Antrushyna connected with the structural and semantic properties of the phraseological units. Using their works we defined several classifications according the ways of forming and according semantic structure. For example, the types of the phraseological units distinguished by A. V. Koonin:
Nominative (with subgroups);
Interjectional & modal;
Communicative. All classifications mentioned above exist simultaneously and describes the main features of the phraseological units:
Integrity (or transference) of meaning: means that none of the idiom components is eparately associated with any referents of objective reality, and the meaning of the whole unit cannot be deduced from the meanings of its components; Stability (lexical and grammatical) means that no lexical substitution is possible in an idiom in comparison with free or variable word-combinations (with an exception of some cases when such substitutions are made by the author intentionally). The experiments conducted in the 1990s showed that the meaning of an idiom is not exactly identical to its literal paraphrase given in the dictionary entry.
That is why we may speak about lexical flexibility of many units if they are used in a creative manner. Lexical stability is usually accompanied by grammatical stability which prohibits any grammatical changes; Separability means that the structure of an idiom is not something indivisible, certain modifications are possible within certain boundaries. Here we meet with the so-called lexical and grammatical variants. To illustrate this point we shall give some examples: “as hungry as a wolf (as a hunter)”, “as safe as a house (houses)”. Expressivity and emotiveness means that idioms are also characterized by stylistic colouring.

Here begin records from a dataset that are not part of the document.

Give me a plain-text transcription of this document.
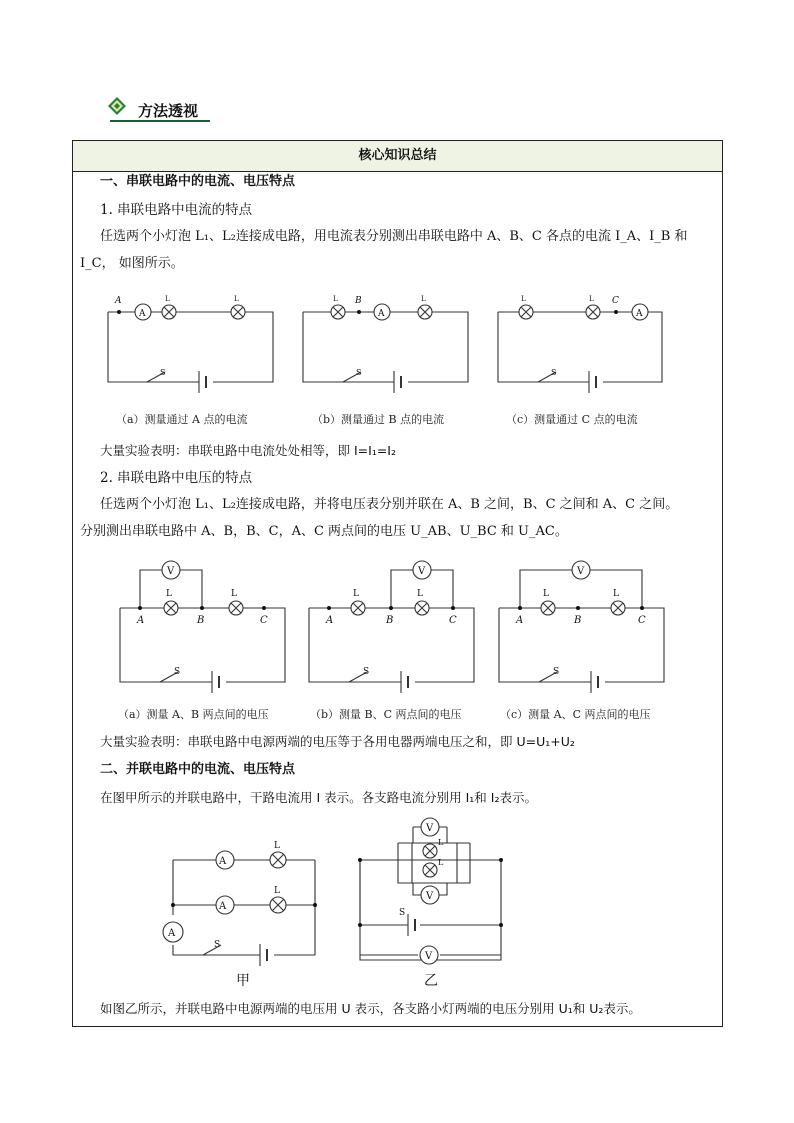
方法透视
核心知识总结
一、串联电路中的电流、电压特点
1. 串联电路中电流的特点
任选两个小灯泡 L₁、L₂连接成电路，用电流表分别测出串联电路中 A、B、C 各点的电流 I_A、I_B 和
I_C， 如图所示。
A
A
L	L
S
L B
A
L
S
L	L C
A
S
（a）测量通过 A 点的电流	（b）测量通过 B 点的电流	（c）测量通过 C 点的电流
大量实验表明：串联电路中电流处处相等，即 I=I₁=I₂
2. 串联电路中电压的特点
任选两个小灯泡 L₁、L₂连接成电路，并将电压表分别并联在 A、B 之间，B、C 之间和 A、C 之间。
分别测出串联电路中 A、B，B、C，A、C 两点间的电压 U_AB、U_BC 和 U_AC。
V	V	V
L	L	L	L	L	L
A	B	C	A	B	C	A	B	C
S	S	S
（a）测量 A、B 两点间的电压	（b）测量 B、C 两点间的电压	（c）测量 A、C 两点间的电压
大量实验表明：串联电路中电源两端的电压等于各用电器两端电压之和，即 U=U₁+U₂
二、并联电路中的电流、电压特点
在图甲所示的并联电路中，干路电流用 I 表示。各支路电流分别用 I₁和 I₂表示。
A
A
A
L
L
S
V
V
V
L
L
S
甲	乙
如图乙所示，并联电路中电源两端的电压用 U 表示，各支路小灯两端的电压分别用 U₁和 U₂表示。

In other words, they evoke emotions or add expressiveness. On the whole phraseological units, even if they present a certain pattern, do not generate new phrases. They are unique. Interlanguage comparison, the aim of which is the exposure of phraseological conformities, forms the basis of a number of theoretical and applied trends of modern linguistic research, including the theory and practice of phraseography. But the question of determining the factors of interlanguage phraseological conformities as the main concept and the criterion of choosing phraseological equivalents and analogues as the aspect concepts is still at issue.
The analysis of special literature during the last decades shows that the majority of linguists consider the coincidence of semantic structure, grammatical (or syntactical) organization and componential (lexeme) structure the main criteria in defining the types of interlanguage phraseological conformities / disparities with the undoubted primacy of semantic structure.